Table of Contents
What is the difference between hard money and soft money quizlet?
soft money: campaign money raised apart from federal regulation and can be given directly to one candidate. hard money: campaign money raised for a specific candidate in federal elections and spent according to federal laws and restrictions. to vote for all candidates in one party.
What’s an example of hard money?
“Hard money” donations to candidates for political office (tightly regulated, as opposed to unregulated “soft money”) Hard money loans, an asset-based loan financing secured by the value of a parcel of real estate.
What does the word soft money mean?
chiefly US. : money that is given to a political party rather than to a particular candidate.
What banned soft money?
Impact. The BCRA decreased the role of soft money in political campaigns as the law places limits on the contributions by interest groups and national political parties.
What is hard money in government quizlet?
hard money. Political contributions given to a party, candidate, or interest group that are limited in amount and fully disclosed. Raising such limited funds is harder than raising unlimited funds, hence the term “hard” money.
What does hard money refer to?
Key Takeaways. Hard money refers to a currency that is made up of or directly backed by a valuable commodity such as gold or silver. This type of money is thought to maintain a stable value relative to goods and services and a strong exchange rate with softer monies.
What is soft money hard money?
Soft money (sometimes called non-federal money) means contributions made outside the limits and prohibitions of federal law. On the other hand, hard money means the contributions that are subject to FECA; that is, limited individual and PAC contributions only.

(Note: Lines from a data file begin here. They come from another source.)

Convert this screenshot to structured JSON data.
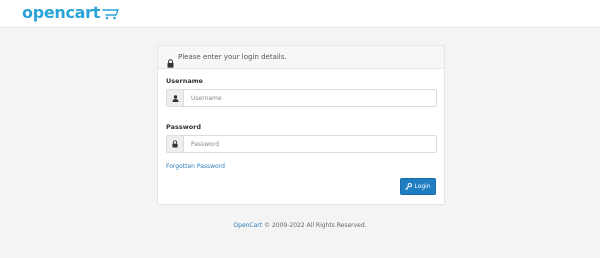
{
  "brand": {
    "name": "opencart",
    "color": "#2aa4d8"
  },
  "panel": {
    "title": "Please enter your login details.",
    "title_icon": "lock-icon"
  },
  "form": {
    "username_label": "Username",
    "username_placeholder": "Username",
    "username_icon": "user-icon",
    "password_label": "Password",
    "password_placeholder": "Password",
    "password_icon": "lock-icon",
    "forgotten_link": "Forgotten Password",
    "login_button": "Login",
    "login_icon": "key-icon",
    "button_color": "#1f7dc1"
  },
  "footer": {
    "link_text": "OpenCart",
    "rest": "© 2009-2022 All Rights Reserved."
  }
}
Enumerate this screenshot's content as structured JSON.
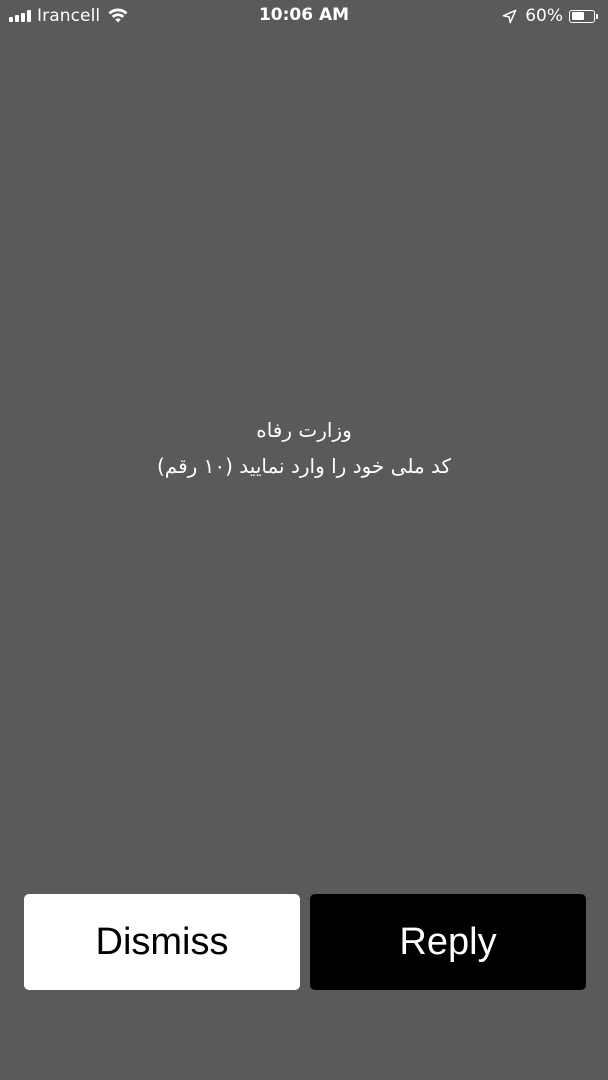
{
  "status_bar": {
    "carrier": "Irancell",
    "time": "10:06 AM",
    "battery_percent": "60%",
    "battery_level": 0.6,
    "signal_icon": "cellular-signal-icon",
    "wifi_icon": "wifi-icon",
    "location_icon": "location-arrow-icon",
    "battery_icon": "battery-icon"
  },
  "message": {
    "title": "وزارت رفاه",
    "body": "کد ملی خود را وارد نمایید (۱۰ رقم)"
  },
  "actions": {
    "dismiss_label": "Dismiss",
    "reply_label": "Reply"
  },
  "colors": {
    "background": "#5a5a5a",
    "dismiss_bg": "#ffffff",
    "reply_bg": "#000000"
  }
}
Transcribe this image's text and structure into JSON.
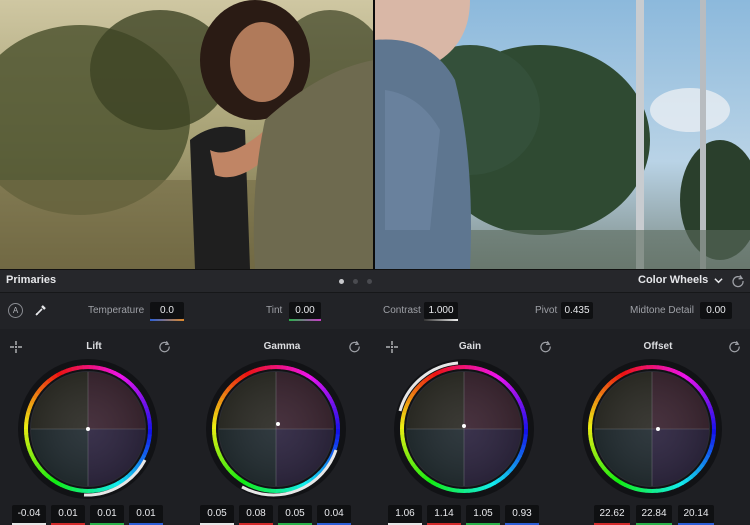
{
  "panel": {
    "title": "Primaries",
    "mode": "Color Wheels",
    "page_count": 3,
    "active_page": 1
  },
  "adjustments": {
    "temperature": {
      "label": "Temperature",
      "value": "0.0"
    },
    "tint": {
      "label": "Tint",
      "value": "0.00"
    },
    "contrast": {
      "label": "Contrast",
      "value": "1.000"
    },
    "pivot": {
      "label": "Pivot",
      "value": "0.435"
    },
    "midtone_detail": {
      "label": "Midtone Detail",
      "value": "0.00"
    },
    "auto_badge": "A"
  },
  "wheels": [
    {
      "name": "Lift",
      "values": [
        "-0.04",
        "0.01",
        "0.01",
        "0.01"
      ]
    },
    {
      "name": "Gamma",
      "values": [
        "0.05",
        "0.08",
        "0.05",
        "0.04"
      ]
    },
    {
      "name": "Gain",
      "values": [
        "1.06",
        "1.14",
        "1.05",
        "0.93"
      ]
    },
    {
      "name": "Offset",
      "values": [
        "22.62",
        "22.84",
        "20.14"
      ]
    }
  ],
  "colors": {
    "channel_master": "#e6e6e6",
    "channel_red": "#d32a2a",
    "channel_green": "#2ab14a",
    "channel_blue": "#2c5fd6",
    "temperature_accent": "#e08a2c",
    "tint_accent": "#c83cc8"
  },
  "icons": {
    "auto_balance": "auto-balance-icon",
    "picker": "eyedropper-icon",
    "reset": "reset-icon",
    "chevron": "chevron-down-icon"
  }
}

Why is it called hard money?
Overview of Hard Money Hard money loans are essentially a type of asset-based financing in which the borrower acquires funds that are secured by real property. It’s called a “hard money” loan because it’s harder to acquire and pay back than its soft money counterpart.
How is soft money obtained?
Money raised and spent outside the limitations and prohibitions of the federal election law is commonly called “soft money.” It often consists of large donations from individuals, corporations and labor unions.
Is soft money illegal?
Soft money (sometimes called non-federal money) means contributions made outside the limits and prohibitions of federal law. The unregulated soft money contributions can be used for overhead expenses of party organizations and shared expenses that benefit both federal and non-federal elections.
Which of the following is the best definition of hard money?
Hard money would refer to money that’s contributed directly to a chosen candidate. On the other hand, soft money would refer to indirect contributions to specific political action committees and political parties.
What is soft money in real estate?
A soft money loan is defined as a long-term (5/1 ARM, 7/1 ARM, 30 year fixed) real estate investment loan program that closes faster (2-3 weeks) than a conventional loan. This type of loan program requires more underwriting than a hard money loan, allowing it to have lower rates and greater security.
What is an example of soft money?
Inherently, soft currencies are more volatile because of the nature of what drives the movements as well the lack of liquidity. Also, soft currencies are unlikely to be held by central banks as foreign reserves, unlike U.S. dollar, euros and the Japanese yen. The Zimbabwe dollar and the Venezuelan bolivar are two examples of soft currencies.
What is hard and soft money?
Hard money is the loan used for specific needs and with criteria for paying it back.
What is hard money in politics?
Hard money is also a term used in politics and lending. In politics, the term hard money means money donated directly to a politician or a political action committee. In lending, a hard money loan is one which is backed by the value of a physical asset, such as a car or home.
What is soft money loan?
By definition, a soft money loan is a more traditional loan with a below-market interest rate. This type of loan has longer repayment periods and interest holidays.